Ear Injuries and Potential Risks

An ear injury can lead to complete or partial hearing loss, which can occur for a variety of reasons. There are several diving-related causes, including barotrauma, decompression sickness (DCS), and damage to the inner ear.

Hearing loss can be classified as conductive or sensorineural:

  • Conductive hearing loss involves the ear canal, eardrum and tiny bones of the middle-ear ossicles; these anatomical components mechanically conduct sound to the inner ear, where electrical signals are generated
  • Sensorineural hearing loss involves the brain, the eighth cranial nerve or the inner ear
"An ear injury can lead to a complete or partial hearing loss which can occur for a variety of reasons." © Shutterstock

Causes, Signs, and Lessons

There are many causes of ear injuries in diving, including infection, blocked ear canals, barotrauma, and drugs. One of the major causes is a difference in pressure between the external environment and the internal parts of the ear. Since fluids do not compress under pressure experienced during diving, the fluid-containing spaces of the ear do not alter their volume under this pressure change. However, the air-containing spaces of the ear do compress, resulting in damage to the ear if the alterations in ambient pressure cannot be equalised. Bottom line – make sure you equalise diligently.

It’s worth paying attention to your ears when you’re diving. If you feel pain on your descent, do not force yourself to dive deeper. Follow the simple steps of ascending to relieve pressure, and if you still can’t equalise then abort the dive. Medication before a dive should be taken with caution. The dive manual states not to take sinus medications – but many divers bypass this instruction and still do.

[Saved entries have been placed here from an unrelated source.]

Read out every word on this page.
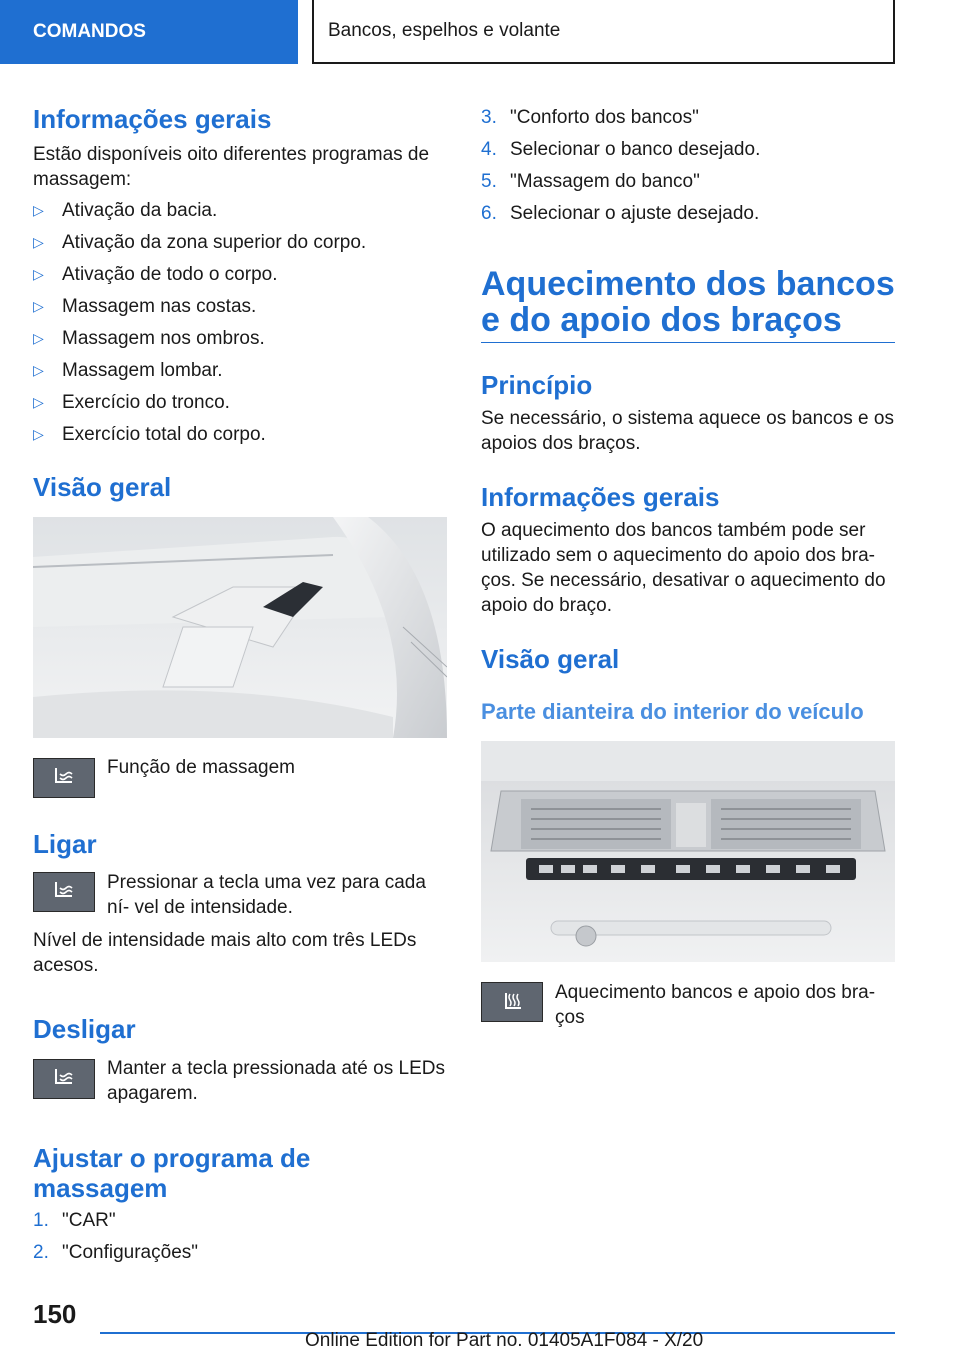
COMANDOS	Bancos, espelhos e volante
Informações gerais
Estão disponíveis oito diferentes programas de massagem:
▷ Ativação da bacia.
▷ Ativação da zona superior do corpo.
▷ Ativação de todo o corpo.
▷ Massagem nas costas.
▷ Massagem nos ombros.
▷ Massagem lombar.
▷ Exercício do tronco.
▷ Exercício total do corpo.
Visão geral
Função de massagem
Ligar
Pressionar a tecla uma vez para cada ní- vel de intensidade.
Nível de intensidade mais alto com três LEDs acesos.
Desligar
Manter a tecla pressionada até os LEDs apagarem.
Ajustar o programa de massagem
1. "CAR"
2. "Configurações"
3. "Conforto dos bancos"
4. Selecionar o banco desejado.
5. "Massagem do banco"
6. Selecionar o ajuste desejado.
Aquecimento dos bancos e do apoio dos braços
Princípio
Se necessário, o sistema aquece os bancos e os apoios dos braços.
Informações gerais
O aquecimento dos bancos também pode ser utilizado sem o aquecimento do apoio dos bra- ços. Se necessário, desativar o aquecimento do apoio do braço.
Visão geral
Parte dianteira do interior do veículo
Aquecimento bancos e apoio dos bra- ços
150
Online Edition for Part no. 01405A1F084 - X/20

The more extreme diving-related ear injury, hearing loss, is mainly limited to commercial divers exposed to loud noises and to divers who have experienced barotrauma of the ear. Recreational divers who equalise appropriately and dive without any ear injuries are often not at risk of losing their hearing. The onus falls on the diver themselves: Are they fit to dive?

"The onus falls on the diver themselves, are they fit to dive?" © Shutterstock

Fit to Dive?

Although extremely uncommon, dive-related permanent hearing loss resulting from ear barotrauma or inner-ear DCS is possible. If the injury causes permanent unilateral (one ear only) hearing loss or impairment, most physicians will advise against a return to diving. This is often recommended because if subsequent diving resulted in injury to the remaining functioning ear, the individual may experience permanent bilateral hearing loss. This recommendation applies to all monaural (one-sided hearing) individuals, regardless of the cause of unilateral hearing loss or impairment.

An additional population for whom diving is often discouraged, or extreme caution is advised, includes those who have undergone cochlear-implant surgery, ossicle surgery or tympanic-membrane repair (myringoplasty). Diving places individuals with this medical history at risk of damaging the surgical repair, resulting in hearing loss. For divers who have undergone such procedures, or suffered permanent hearing loss from ear barotrauma, extreme caution is often recommended, and close consultation with an ear, nose and throat (ENT) physician prior to diving is highly advised.